For this purpose, the criminal justice system has been designed to treat all offences as crimes against the State (as opposed to civil disputes, which are merely among two private entities within the State); in the belief that regardless of how wealthy or influential the accused might be, or how feared the group that the accused belongs to, the State will always be stronger and wealthier in comparison. And thus, a surrender by our criminal justice system, at the feet of the powerful, the wealthy, and the feared, is effectively a reneging of the myth that the State of Pakistan is stronger than all the accused.

Another reason for classifying criminal law as ‘State versus…’ is to entrench the ideal that a crime against any individual within the State demeans the entire society and is thus a crime against the State itself. As a result, the criminal justice system views every crime as an affront against the writ of the State, and assigns a State prosecutor to try the same.

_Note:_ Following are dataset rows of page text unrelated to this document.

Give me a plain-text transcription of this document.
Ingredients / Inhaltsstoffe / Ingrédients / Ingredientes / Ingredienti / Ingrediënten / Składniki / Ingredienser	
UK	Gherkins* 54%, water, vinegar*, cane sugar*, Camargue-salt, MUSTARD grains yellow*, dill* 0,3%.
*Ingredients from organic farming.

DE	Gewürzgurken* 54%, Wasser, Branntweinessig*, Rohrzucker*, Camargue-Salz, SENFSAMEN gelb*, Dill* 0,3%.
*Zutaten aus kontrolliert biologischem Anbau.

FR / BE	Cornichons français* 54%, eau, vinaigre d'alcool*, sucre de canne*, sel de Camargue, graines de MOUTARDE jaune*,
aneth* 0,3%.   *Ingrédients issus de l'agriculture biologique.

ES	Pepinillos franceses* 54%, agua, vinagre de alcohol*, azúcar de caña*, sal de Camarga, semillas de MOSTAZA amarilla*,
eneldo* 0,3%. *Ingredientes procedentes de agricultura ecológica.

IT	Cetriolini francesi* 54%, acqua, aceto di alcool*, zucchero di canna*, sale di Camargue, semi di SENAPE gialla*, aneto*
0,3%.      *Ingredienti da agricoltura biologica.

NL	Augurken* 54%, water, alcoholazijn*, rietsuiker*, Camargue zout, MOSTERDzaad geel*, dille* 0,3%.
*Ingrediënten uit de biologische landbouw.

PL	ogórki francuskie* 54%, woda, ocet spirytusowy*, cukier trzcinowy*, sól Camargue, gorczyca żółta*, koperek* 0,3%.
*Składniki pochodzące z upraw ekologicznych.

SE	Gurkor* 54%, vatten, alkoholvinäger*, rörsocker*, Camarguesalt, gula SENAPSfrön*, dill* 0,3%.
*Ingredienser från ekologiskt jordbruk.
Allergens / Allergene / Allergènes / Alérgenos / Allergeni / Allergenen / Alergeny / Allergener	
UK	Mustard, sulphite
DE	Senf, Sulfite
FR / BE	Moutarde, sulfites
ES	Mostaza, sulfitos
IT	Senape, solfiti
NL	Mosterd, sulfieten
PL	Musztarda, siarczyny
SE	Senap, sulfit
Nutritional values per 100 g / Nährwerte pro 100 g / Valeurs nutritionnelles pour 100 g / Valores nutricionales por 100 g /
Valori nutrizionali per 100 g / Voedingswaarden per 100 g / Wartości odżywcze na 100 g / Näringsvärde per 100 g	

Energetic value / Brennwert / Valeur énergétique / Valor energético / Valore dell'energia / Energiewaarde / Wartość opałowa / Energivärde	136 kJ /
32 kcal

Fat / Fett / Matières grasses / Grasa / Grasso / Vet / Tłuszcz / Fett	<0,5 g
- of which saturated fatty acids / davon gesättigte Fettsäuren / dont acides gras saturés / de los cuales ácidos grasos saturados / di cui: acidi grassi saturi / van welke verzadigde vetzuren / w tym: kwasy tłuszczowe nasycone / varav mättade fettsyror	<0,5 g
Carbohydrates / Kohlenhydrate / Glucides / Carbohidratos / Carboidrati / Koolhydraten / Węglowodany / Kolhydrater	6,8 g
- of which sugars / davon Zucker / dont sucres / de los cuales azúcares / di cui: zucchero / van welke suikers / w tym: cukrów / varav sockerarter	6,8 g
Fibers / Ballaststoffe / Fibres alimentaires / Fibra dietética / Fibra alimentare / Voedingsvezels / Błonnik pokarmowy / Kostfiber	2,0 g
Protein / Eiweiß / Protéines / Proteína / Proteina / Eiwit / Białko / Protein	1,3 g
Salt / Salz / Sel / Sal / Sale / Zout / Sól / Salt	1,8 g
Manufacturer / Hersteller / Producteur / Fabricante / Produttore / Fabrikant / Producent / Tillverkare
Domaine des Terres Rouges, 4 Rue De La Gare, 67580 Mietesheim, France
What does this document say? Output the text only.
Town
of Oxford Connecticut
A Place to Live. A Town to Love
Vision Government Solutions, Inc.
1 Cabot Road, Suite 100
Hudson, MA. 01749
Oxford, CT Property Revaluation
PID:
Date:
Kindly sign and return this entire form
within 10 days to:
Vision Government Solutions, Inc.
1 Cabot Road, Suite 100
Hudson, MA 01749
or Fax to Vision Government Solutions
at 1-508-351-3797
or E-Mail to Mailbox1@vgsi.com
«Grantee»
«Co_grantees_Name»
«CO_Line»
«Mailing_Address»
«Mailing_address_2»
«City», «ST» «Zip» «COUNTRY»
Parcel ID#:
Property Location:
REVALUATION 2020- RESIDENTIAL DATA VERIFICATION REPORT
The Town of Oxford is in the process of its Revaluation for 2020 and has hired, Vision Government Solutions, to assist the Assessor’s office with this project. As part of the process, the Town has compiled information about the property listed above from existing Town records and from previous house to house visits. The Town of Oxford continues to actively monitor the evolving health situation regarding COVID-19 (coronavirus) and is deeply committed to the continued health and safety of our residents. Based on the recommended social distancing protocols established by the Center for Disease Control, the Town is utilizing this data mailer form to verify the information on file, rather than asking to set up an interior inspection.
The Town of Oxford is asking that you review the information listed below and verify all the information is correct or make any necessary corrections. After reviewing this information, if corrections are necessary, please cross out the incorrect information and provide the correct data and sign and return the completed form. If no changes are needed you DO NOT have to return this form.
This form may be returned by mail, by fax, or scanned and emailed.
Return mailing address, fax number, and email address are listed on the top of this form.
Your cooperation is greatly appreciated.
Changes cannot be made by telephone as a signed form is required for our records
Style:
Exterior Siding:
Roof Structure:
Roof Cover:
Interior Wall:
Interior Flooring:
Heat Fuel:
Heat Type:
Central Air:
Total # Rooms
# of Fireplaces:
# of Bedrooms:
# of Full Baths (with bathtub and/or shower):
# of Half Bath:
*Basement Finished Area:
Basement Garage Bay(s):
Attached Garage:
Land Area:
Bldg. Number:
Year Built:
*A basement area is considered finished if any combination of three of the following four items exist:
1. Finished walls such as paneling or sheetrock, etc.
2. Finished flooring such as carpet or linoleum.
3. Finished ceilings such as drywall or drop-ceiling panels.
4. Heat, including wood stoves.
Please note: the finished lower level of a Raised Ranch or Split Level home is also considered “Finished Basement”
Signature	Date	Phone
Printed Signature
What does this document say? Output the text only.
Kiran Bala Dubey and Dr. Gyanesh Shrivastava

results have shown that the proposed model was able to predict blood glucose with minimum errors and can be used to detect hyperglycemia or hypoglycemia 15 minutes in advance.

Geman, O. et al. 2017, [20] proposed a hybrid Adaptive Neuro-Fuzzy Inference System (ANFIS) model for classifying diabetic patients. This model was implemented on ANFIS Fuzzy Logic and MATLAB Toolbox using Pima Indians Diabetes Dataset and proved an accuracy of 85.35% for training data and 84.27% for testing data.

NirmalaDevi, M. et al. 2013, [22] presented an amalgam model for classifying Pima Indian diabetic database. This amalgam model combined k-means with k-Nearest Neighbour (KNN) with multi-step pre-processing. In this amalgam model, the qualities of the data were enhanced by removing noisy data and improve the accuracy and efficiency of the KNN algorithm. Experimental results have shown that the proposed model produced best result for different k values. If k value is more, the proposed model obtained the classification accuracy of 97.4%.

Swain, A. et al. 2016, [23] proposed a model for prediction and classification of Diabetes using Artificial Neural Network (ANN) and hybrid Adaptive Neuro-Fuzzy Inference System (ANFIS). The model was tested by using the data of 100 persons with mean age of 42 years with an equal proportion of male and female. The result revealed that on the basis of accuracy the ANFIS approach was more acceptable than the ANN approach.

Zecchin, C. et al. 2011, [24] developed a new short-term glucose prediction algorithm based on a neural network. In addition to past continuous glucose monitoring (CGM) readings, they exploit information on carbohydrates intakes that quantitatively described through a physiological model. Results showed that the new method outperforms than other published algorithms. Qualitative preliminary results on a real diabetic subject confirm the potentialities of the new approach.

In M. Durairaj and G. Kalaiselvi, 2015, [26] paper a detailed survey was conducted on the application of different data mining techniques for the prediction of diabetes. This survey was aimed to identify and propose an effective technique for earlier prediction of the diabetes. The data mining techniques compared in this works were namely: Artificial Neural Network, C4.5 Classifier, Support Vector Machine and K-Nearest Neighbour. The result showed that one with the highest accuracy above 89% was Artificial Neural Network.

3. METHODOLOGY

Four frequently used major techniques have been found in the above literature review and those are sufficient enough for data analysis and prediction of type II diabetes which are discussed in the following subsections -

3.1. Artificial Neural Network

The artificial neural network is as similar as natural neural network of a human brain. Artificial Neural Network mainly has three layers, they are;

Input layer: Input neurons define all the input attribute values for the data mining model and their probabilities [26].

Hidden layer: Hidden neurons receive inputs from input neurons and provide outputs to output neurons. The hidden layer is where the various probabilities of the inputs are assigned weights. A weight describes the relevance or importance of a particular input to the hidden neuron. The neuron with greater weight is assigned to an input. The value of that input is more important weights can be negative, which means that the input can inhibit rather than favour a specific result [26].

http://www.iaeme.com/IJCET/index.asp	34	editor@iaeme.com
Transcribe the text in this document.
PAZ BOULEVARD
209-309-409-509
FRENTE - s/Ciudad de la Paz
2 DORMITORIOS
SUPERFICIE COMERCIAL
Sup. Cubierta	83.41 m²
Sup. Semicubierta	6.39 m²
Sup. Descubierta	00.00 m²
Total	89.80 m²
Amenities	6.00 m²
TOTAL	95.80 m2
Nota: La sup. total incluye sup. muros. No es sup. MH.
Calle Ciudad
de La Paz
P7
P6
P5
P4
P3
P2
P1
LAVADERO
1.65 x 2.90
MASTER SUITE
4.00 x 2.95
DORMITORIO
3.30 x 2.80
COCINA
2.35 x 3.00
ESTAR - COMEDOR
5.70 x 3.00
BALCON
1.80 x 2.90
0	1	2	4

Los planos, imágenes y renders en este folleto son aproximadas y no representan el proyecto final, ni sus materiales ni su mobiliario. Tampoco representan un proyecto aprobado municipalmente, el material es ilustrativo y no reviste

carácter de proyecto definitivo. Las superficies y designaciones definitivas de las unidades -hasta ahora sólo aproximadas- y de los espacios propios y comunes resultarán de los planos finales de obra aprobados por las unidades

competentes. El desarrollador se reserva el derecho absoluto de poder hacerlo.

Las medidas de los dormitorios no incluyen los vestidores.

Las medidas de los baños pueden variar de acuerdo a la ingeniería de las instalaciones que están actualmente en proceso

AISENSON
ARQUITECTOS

A fixing of the criminal justice system, ensuring that neither influence, nor money, nor fear, factors into the prosecution of heinous crimes, requires reforms within the State, as opposed to blaming private individuals who (out of desperate circumstances) surrender to their mortality. While Allah Ditta, burdened by ‘dhons Police Sarkar di’ and ‘dhaandli maal patwaar di’ might have no choice but to relent against ‘jug ki keetiyan ne’, the State has a responsibility to become the ‘jeewan di nukkar’ that Allah Ditta craves. And for this, major structural reforms are needed.

As is obvious, in line with efforts already made, we need a potent witness and judge protection program, so as to protect the sanctity and safety of the prosecutorial regime. We need a depoliticized police force that investigates each case on its merit, without fear or favor of the mighty and the powerful. We need an evolution in our investigative techniques, forensics as well as others, which incorporate modern technologies into our antediluvian procedures. We need to rethink the sanctity that we ascribe to the First Investigation Report (FIR), thus stemming the hemorrhage of concocting ‘convictable’ facts. And we need to develop fresh evidentiary standards, in line with international best practices, as opposed to dogmatically holding on to archaic notions of eyewitness testimonies as a prerequisite for conviction.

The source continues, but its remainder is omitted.